Corby Fisher ostatni raz był widziany między 31 marca a 1 kwietnia na terenie kempingu w Brown's Park, który znajduje się w pobliżu granic stanów Utah, Kolorado i Wyoming. Od tamtego czasu nikt nie miał z nim kontaktu, a rodzina zgłosiła jego zaginięcie.
W pewnym momencie policja z hrabstwa Daggett musiała zawiesić poszukiwania. Nie miała ludzi, którzy byli ważniejsi przy opanowywaniu sytuacji związanej z koronawirusem.
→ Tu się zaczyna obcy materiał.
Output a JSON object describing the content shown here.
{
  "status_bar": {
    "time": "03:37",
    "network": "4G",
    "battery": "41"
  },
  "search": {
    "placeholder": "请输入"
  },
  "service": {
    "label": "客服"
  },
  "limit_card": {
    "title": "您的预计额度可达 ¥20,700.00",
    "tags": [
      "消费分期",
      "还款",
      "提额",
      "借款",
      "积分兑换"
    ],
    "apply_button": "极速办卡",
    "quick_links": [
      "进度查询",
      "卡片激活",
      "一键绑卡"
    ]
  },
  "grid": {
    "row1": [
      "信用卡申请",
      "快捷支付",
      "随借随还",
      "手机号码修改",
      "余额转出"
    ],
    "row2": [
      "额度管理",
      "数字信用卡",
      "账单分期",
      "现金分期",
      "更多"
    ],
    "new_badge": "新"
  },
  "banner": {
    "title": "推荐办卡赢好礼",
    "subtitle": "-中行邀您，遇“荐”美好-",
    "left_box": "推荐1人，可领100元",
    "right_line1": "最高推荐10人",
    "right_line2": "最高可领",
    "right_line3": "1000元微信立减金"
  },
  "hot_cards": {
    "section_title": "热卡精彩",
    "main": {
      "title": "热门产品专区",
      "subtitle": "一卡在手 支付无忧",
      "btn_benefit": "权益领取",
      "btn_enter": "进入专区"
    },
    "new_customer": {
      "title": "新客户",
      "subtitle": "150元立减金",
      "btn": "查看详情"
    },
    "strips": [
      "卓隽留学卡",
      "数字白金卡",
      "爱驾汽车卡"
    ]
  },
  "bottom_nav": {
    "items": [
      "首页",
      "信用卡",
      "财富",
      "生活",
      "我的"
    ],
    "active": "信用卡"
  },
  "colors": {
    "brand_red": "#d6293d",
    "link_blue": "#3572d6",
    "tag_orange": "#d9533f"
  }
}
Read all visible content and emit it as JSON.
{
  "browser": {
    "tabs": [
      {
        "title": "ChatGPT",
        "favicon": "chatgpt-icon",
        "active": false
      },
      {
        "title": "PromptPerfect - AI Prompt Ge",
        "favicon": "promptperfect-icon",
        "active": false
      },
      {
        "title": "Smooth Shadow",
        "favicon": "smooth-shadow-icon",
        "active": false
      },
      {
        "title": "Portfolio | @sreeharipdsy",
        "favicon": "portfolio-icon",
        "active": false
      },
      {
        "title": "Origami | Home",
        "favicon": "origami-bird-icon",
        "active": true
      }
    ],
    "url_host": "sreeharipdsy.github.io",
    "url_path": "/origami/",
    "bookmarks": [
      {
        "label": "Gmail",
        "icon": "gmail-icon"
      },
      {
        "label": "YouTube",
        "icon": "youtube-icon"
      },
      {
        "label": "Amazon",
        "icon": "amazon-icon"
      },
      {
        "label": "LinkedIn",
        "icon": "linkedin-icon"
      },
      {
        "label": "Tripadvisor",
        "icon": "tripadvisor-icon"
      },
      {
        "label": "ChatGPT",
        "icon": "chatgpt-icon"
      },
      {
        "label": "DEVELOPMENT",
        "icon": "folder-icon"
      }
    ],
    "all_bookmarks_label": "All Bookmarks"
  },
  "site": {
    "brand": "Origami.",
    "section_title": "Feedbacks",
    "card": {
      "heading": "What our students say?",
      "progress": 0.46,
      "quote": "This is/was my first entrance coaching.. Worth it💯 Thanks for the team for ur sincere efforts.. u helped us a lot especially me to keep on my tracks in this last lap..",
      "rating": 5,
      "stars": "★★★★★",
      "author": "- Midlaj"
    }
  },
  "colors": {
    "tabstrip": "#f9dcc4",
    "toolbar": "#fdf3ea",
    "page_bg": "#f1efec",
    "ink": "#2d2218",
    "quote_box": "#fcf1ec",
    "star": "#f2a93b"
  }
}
Wtedy do akcji wkroczyli ochotnicy.
Po kilku dniach nastąpił przełom. W poniedziałek znaleziono ciało byłego trenera skoków narciarskich około 2,5 km od miejsca, w którym widziano go po raz ostatni. Przy zwłokach był m.in. portfel Fishera, który pomógł ustalić tożsamość.
Na razie nie wiadomo, co doprowadziło do tragedii. Biuro szeryfa z Daggett jedynie potwierdziło, że znaleziono ciało 44-latka.
Croby Fisher w latach 2004-2006 był trenerem reprezentacji Stanów Zjednoczonych w skokach narciarskich.